Native- and foreign-born violent extremists showed “similar radicalization factors," DHS concluded after reviewing 116 cases of native citizens arrested or killed during the same time period, between March 2011 and December 2016.
Both native and foreign-born extremists had similar “experiences and grievances” leading to their radicalization, which included “perceived injustices against Muslims in the homeland and abroad because of U.S. policies, feelings of anger and isolation, and witnessing violence as a child," the document said.
“The national security justification for this whole ban — this setting up of extreme vetting — is bull-pucky,” Maddow said. “There’s nothing they can set up at the border to tell you years down the road who might become … a radical and violent person years from now."
The ban is currently stalled in the courts, but the White House has pledged to release a new executive order eventually to replace it. The first order, issued last month, also blocked the settlement of Syrian refugees in the U.S.
“I look at this, and you know what I think?" Maddow asked at the end of her segment. "I think the Muslim ban is dead."
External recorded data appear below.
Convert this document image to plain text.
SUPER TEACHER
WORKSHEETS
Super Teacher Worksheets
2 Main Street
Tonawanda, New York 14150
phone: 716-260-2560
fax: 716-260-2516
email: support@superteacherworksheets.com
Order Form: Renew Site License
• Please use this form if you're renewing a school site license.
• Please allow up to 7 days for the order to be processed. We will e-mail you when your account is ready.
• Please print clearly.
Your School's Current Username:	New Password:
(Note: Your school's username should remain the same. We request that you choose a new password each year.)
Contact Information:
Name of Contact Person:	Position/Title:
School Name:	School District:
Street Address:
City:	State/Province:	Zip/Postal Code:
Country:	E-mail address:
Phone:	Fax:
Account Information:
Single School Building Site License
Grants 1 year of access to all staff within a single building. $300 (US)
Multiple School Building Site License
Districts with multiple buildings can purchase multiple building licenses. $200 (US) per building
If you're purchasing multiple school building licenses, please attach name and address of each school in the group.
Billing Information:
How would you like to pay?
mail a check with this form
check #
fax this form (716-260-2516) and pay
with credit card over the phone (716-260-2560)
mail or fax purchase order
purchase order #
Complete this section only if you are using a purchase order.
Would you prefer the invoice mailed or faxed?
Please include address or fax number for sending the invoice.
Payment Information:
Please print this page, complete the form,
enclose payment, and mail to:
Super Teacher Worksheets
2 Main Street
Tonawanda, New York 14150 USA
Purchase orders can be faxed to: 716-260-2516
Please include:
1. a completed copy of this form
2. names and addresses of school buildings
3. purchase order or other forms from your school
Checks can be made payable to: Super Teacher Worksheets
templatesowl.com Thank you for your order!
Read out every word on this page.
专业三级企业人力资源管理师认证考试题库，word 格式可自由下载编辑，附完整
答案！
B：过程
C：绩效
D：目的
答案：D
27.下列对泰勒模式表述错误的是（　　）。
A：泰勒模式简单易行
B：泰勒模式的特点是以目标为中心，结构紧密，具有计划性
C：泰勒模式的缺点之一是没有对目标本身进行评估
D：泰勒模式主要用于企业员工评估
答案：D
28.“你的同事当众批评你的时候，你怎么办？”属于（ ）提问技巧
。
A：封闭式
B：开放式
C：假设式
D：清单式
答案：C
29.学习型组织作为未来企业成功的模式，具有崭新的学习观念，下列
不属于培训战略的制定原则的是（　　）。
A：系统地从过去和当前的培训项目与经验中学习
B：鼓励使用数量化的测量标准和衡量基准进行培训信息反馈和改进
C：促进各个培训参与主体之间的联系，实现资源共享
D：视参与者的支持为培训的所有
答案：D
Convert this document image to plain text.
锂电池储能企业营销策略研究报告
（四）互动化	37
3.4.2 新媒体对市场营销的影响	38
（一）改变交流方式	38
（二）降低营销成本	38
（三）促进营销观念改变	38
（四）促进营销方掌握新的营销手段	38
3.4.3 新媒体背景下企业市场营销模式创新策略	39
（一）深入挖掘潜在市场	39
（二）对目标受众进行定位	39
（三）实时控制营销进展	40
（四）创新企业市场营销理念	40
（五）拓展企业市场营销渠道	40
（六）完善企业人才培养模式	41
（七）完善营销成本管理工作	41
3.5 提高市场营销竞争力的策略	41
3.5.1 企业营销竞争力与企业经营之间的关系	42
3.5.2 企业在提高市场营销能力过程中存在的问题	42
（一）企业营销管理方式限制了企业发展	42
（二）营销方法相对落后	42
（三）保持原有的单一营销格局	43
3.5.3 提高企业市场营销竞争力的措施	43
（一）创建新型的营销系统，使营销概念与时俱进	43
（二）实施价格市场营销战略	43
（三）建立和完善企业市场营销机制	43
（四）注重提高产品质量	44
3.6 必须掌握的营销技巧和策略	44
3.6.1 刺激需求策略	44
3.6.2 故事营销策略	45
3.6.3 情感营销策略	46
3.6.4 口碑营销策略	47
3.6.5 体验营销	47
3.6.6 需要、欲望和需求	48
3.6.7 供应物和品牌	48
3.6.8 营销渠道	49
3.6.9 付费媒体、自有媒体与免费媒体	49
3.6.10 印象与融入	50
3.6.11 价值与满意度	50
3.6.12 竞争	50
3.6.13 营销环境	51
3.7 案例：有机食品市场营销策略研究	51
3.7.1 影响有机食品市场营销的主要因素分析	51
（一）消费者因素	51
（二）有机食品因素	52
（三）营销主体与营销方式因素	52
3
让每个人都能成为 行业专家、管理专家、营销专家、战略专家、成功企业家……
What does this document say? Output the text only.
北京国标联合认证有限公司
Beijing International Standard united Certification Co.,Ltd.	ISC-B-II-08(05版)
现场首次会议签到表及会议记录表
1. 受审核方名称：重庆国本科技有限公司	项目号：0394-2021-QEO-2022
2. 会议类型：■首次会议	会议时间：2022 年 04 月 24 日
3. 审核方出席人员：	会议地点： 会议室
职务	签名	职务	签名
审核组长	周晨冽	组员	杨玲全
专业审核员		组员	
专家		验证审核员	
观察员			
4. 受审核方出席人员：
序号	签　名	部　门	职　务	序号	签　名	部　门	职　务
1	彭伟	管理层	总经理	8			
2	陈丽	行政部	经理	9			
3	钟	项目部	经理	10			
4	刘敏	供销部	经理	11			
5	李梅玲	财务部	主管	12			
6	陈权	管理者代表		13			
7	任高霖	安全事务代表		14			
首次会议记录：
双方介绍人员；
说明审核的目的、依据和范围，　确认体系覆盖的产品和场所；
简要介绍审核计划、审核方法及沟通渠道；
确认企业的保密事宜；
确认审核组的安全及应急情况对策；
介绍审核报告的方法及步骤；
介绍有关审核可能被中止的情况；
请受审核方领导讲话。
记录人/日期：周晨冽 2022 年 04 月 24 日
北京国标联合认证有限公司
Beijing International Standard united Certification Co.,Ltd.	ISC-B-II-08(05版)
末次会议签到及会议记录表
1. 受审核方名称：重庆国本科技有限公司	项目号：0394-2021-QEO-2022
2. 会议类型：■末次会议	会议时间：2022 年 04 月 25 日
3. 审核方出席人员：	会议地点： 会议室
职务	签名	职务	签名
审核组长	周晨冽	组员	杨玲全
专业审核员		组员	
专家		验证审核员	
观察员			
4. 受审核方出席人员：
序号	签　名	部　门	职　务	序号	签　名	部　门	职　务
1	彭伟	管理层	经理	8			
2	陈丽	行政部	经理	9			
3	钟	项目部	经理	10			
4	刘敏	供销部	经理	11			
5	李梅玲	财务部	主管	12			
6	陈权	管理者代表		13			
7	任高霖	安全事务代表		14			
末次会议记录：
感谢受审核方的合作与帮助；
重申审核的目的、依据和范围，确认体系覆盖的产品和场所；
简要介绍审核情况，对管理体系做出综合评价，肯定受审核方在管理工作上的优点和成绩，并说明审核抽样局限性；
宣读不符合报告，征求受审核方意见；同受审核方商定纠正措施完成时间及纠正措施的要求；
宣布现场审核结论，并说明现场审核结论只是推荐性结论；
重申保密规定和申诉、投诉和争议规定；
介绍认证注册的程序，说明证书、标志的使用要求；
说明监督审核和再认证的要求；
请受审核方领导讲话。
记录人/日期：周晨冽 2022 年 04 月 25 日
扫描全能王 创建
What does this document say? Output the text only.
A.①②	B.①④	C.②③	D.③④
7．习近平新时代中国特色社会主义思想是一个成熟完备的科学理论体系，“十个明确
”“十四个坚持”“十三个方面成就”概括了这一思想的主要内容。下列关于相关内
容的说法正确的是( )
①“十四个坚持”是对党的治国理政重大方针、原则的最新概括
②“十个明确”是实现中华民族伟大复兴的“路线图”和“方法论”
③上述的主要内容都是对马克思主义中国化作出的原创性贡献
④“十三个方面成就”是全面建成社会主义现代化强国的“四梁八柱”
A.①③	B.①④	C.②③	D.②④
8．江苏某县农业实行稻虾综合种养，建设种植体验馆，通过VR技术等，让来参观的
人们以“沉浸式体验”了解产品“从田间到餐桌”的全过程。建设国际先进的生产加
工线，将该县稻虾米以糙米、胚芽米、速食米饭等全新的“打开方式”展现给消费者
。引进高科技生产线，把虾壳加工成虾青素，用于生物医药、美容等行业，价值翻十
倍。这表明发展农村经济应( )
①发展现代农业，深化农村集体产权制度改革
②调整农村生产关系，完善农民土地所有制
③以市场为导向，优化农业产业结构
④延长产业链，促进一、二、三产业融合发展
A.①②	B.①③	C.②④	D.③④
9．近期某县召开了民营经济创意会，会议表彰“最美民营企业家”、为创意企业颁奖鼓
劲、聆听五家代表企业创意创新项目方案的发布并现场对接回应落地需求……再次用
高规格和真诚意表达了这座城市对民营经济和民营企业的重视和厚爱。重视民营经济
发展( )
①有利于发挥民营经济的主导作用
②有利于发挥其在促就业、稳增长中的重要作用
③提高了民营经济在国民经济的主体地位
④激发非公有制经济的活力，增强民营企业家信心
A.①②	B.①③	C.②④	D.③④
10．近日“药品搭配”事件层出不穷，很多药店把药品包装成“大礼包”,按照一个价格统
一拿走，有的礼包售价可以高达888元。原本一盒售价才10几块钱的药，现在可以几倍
DHS spokesman David Lapan confirmed the report's authenticity to CNN on Friday. “It does not include information from historical or current investigative case data or current intelligence or threat stream data from classified data sets,” Lapan noted, adding that it is based only on "unclassified, open source materials, including a Department of Justice list of unsealed cases."
This week's leaked DHS report echoes a recently released report from the New America Foundation that found no clear connection with violent attacks or attempts in the U.S. and travel from certain countries.
"So this tells us substantively, in terms of the substance of the matter, that the intelligence community thinks the Muslim ban is nuts," Maddow asserted on her show Thursday. "The intelligence community on national security grounds thinks the Muslim ban and the whole justification for it cuckoo.”